LO: Yeah, I think that the suppliers know that part of their success is going to hinge on their ability to manage these millions of data points among their hundreds and thousands of customers and you need a good technology platform, a good foundation in place to manage that data and also to make sense of that data, right? What we’ve always said is it’s no good unless you can take all that data turn it into useful and actionable information and give it to the right person at the right time, right? And that’s what these suppliers have been doing over the past several years in the creation of their IoT platforms, and as Craig said, adoption of cloud technology and virtualization and so on. So, all of these major technology sifts I think are done with an eye toward how are we going to manage these millions of data points and make sense of them and also try to provide some sort of intelligence around them, which is where the things like predictive analytics come in and complex modeling and things of that nature. So, I think they understand this data issue and you can see the results as far as some of the major changes they’re making to their product offerings and IoT platforms to do that.

JM: Well, I guess I still need convincing. I’m just glad I’m not in charge of a million data points. Frankly, I can barley handle a dozen myself. Whether the Top 50 is acquiring start-ups to give them the service offerings or they’re shedding divisions that aren't helping, is there any common threads in how the Top 50 is determining which strategy will work the best?

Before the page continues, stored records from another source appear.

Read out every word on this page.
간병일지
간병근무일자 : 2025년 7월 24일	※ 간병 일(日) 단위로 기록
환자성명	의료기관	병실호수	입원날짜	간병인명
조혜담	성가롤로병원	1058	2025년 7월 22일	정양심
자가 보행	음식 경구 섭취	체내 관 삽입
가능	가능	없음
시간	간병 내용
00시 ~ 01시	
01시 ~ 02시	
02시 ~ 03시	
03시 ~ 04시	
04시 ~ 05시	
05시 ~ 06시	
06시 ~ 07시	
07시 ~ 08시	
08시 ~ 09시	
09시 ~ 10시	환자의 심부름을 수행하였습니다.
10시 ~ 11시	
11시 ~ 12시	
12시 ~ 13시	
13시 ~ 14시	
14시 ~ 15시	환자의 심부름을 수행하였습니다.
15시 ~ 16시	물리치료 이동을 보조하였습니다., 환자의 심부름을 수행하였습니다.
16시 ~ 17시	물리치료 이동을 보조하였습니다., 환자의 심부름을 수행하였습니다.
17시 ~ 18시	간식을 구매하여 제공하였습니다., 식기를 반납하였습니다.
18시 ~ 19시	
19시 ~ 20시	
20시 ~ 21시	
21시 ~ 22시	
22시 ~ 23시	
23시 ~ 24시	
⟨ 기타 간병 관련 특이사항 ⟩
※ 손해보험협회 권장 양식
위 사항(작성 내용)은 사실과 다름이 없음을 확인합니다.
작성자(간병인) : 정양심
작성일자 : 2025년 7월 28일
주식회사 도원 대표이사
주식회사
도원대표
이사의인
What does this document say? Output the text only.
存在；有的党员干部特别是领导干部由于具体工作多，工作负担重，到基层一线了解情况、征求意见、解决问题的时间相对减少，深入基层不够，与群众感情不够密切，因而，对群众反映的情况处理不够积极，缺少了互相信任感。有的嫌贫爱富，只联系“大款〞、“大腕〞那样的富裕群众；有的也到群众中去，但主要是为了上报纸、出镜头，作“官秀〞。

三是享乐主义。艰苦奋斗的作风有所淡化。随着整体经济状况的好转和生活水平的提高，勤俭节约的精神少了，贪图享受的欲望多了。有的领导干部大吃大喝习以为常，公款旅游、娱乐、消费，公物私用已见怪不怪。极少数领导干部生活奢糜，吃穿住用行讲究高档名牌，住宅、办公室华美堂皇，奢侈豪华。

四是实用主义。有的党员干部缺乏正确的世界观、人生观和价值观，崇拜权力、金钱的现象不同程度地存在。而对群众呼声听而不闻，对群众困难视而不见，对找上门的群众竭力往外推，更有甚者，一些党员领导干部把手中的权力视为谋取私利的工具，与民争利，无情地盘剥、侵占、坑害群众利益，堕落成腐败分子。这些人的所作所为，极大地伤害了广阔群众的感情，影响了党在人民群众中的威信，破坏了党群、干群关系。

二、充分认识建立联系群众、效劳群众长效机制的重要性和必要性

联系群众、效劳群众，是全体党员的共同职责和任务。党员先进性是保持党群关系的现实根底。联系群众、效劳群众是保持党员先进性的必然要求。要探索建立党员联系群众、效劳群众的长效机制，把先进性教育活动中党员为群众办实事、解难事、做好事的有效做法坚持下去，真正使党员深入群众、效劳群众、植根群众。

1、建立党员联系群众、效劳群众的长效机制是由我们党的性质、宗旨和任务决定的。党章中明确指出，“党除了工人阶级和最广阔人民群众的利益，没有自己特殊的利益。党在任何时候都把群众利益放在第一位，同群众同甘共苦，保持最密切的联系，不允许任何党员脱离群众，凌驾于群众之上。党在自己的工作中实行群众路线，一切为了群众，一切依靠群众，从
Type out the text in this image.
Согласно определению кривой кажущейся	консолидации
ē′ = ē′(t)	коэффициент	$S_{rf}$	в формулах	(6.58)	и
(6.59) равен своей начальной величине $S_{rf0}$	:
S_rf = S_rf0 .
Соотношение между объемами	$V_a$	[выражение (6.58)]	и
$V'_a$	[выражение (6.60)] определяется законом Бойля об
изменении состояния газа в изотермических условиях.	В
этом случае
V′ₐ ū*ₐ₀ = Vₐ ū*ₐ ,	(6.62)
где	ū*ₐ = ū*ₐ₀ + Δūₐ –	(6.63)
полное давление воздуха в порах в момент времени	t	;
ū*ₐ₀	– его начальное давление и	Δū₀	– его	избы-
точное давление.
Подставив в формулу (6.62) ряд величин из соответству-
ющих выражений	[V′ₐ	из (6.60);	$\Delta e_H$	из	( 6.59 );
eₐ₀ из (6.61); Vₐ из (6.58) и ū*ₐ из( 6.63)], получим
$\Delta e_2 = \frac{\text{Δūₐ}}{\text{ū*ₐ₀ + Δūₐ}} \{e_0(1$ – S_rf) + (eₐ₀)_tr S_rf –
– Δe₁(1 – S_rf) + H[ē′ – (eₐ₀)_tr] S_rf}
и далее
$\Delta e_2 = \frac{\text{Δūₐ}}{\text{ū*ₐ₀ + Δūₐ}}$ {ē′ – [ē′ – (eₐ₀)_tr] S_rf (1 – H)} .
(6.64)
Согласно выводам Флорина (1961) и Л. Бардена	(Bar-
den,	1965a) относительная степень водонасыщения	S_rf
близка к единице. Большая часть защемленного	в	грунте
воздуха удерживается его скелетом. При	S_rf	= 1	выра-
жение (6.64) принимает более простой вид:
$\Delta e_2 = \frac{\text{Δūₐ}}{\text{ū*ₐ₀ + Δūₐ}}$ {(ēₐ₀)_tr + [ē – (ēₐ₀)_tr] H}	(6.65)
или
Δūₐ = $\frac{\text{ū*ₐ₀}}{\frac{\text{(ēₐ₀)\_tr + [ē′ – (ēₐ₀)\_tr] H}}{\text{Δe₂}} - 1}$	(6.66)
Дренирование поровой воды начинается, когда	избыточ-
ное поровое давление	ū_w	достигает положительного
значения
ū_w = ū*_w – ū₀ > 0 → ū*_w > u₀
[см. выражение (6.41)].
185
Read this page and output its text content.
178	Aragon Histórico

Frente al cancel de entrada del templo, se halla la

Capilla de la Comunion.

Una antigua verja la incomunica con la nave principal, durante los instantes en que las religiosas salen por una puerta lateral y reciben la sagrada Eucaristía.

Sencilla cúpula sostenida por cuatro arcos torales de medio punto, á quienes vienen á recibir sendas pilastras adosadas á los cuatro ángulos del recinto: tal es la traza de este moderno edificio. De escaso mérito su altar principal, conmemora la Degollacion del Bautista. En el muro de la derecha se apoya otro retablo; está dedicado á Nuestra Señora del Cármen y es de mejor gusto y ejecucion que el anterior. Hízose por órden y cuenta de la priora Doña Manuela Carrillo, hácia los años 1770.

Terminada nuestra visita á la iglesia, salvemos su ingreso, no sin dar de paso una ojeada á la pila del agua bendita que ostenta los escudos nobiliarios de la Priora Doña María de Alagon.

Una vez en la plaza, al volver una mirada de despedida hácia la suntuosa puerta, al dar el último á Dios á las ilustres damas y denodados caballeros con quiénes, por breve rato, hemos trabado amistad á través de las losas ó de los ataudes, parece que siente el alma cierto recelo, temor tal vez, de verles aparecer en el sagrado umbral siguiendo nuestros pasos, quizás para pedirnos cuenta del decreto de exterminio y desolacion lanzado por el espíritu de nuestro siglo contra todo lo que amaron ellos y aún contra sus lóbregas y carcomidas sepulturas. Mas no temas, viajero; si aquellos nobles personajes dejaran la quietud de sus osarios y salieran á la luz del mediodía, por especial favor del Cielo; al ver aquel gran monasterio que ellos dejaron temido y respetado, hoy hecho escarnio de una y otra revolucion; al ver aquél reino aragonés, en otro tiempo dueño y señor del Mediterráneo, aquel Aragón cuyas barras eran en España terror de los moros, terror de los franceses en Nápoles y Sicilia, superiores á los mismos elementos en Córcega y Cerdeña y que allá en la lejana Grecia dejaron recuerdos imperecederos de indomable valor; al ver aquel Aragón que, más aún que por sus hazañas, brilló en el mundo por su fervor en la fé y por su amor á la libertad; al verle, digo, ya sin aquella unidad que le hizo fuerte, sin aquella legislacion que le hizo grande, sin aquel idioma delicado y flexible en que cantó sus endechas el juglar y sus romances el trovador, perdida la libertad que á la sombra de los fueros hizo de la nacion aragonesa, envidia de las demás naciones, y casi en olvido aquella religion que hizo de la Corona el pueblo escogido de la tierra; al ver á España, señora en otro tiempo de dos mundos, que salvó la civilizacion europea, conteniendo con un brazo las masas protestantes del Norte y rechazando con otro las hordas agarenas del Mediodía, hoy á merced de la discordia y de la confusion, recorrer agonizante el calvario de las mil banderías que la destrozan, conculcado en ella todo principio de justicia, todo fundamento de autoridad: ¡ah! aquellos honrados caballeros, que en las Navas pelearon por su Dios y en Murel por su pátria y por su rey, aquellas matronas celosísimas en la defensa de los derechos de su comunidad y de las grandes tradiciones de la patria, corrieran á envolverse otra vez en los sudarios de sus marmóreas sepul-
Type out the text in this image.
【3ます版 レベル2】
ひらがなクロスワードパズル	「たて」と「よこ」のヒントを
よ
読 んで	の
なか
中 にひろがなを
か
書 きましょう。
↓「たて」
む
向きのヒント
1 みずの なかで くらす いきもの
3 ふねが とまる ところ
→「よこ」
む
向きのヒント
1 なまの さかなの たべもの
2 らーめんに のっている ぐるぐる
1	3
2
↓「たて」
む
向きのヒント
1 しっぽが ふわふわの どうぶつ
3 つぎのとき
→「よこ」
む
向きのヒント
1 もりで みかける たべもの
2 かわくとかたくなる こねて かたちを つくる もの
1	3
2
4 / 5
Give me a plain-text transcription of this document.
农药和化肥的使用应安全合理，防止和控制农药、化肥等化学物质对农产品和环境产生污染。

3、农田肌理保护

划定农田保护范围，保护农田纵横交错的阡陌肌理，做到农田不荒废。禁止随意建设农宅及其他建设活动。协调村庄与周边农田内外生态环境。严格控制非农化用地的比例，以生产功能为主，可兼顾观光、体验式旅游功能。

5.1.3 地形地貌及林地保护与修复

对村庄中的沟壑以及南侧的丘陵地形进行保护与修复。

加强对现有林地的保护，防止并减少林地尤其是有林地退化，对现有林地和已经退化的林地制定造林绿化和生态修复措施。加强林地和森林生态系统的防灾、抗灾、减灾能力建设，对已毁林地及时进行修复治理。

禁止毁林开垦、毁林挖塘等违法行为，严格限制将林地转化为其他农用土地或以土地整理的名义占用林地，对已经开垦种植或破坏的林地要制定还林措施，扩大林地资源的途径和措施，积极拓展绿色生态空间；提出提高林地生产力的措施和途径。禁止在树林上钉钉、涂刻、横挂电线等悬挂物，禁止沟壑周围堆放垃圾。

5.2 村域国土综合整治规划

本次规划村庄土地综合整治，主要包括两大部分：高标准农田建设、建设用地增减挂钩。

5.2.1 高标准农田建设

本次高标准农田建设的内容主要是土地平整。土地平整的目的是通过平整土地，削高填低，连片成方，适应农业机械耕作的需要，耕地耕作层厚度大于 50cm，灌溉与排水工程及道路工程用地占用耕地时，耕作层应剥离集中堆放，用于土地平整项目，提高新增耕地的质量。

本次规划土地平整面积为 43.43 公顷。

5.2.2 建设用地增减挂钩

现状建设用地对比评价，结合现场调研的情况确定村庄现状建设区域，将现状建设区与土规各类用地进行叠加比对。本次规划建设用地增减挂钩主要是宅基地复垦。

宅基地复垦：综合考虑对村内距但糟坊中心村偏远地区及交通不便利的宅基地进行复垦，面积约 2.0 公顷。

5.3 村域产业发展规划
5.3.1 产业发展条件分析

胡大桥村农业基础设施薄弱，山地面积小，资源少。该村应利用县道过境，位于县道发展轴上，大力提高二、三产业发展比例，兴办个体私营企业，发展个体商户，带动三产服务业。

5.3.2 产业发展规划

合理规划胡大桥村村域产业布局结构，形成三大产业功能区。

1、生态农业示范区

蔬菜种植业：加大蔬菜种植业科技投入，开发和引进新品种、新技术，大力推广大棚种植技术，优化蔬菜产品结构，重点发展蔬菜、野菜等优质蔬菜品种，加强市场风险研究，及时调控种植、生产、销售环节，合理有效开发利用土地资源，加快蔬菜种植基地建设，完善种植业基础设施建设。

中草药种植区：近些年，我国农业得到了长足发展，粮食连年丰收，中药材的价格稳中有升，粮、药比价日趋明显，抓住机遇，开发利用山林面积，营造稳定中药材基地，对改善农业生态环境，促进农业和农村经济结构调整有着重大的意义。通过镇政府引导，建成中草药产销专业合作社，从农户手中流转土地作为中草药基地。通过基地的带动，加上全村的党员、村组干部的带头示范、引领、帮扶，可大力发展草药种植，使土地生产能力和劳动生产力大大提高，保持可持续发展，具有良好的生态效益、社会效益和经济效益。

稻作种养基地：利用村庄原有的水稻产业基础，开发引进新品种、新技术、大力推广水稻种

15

CR: I would say the common thread that the Top 50 companies have are the fact that they’re actually listening to the needs of their customers, and that’s really helping them decide you know what is their value proposition that they have, you know doing a gap analysis strategy to figure out where there’s holes in their offering both from a hardware perspective or a software perspective or service prospective and the willingness to partner with other companies to help fill those gaps and be able to provide fully comprehensive solutions as a result of working with the partners, they sometimes when they do this gap analysis realize that maybe they want to look at some of these start-up companies. We certainly see it in areas of analytics, Larry spends a lot of time with a lot of the cybersecurity providers, whether they want to partner with those companies or even pursue even acquisition of some of these smaller start-up cyber companies, so I think what we’re finding is is that there is no single blueprint that  you follow steps A B and C to get you where you need to go. I think it’s a matter of where you’re already coming from, talking to your customer base and then putting together kind of a combination of a partnership, an M&A and organic development strategy to get you where you need to go to best meet the needs of your customers.

JM: Well, Craig and Larry, this is some great analysis here, and I think we really go under some of the trends and things that were covered in the Top 50 article and learned more about what makes them tick. Thanks for talking to us today.

CR: Thanks for having us.

JM: This has been a Control Amplified podcast. I’m Jim Montague. Thanks for listening.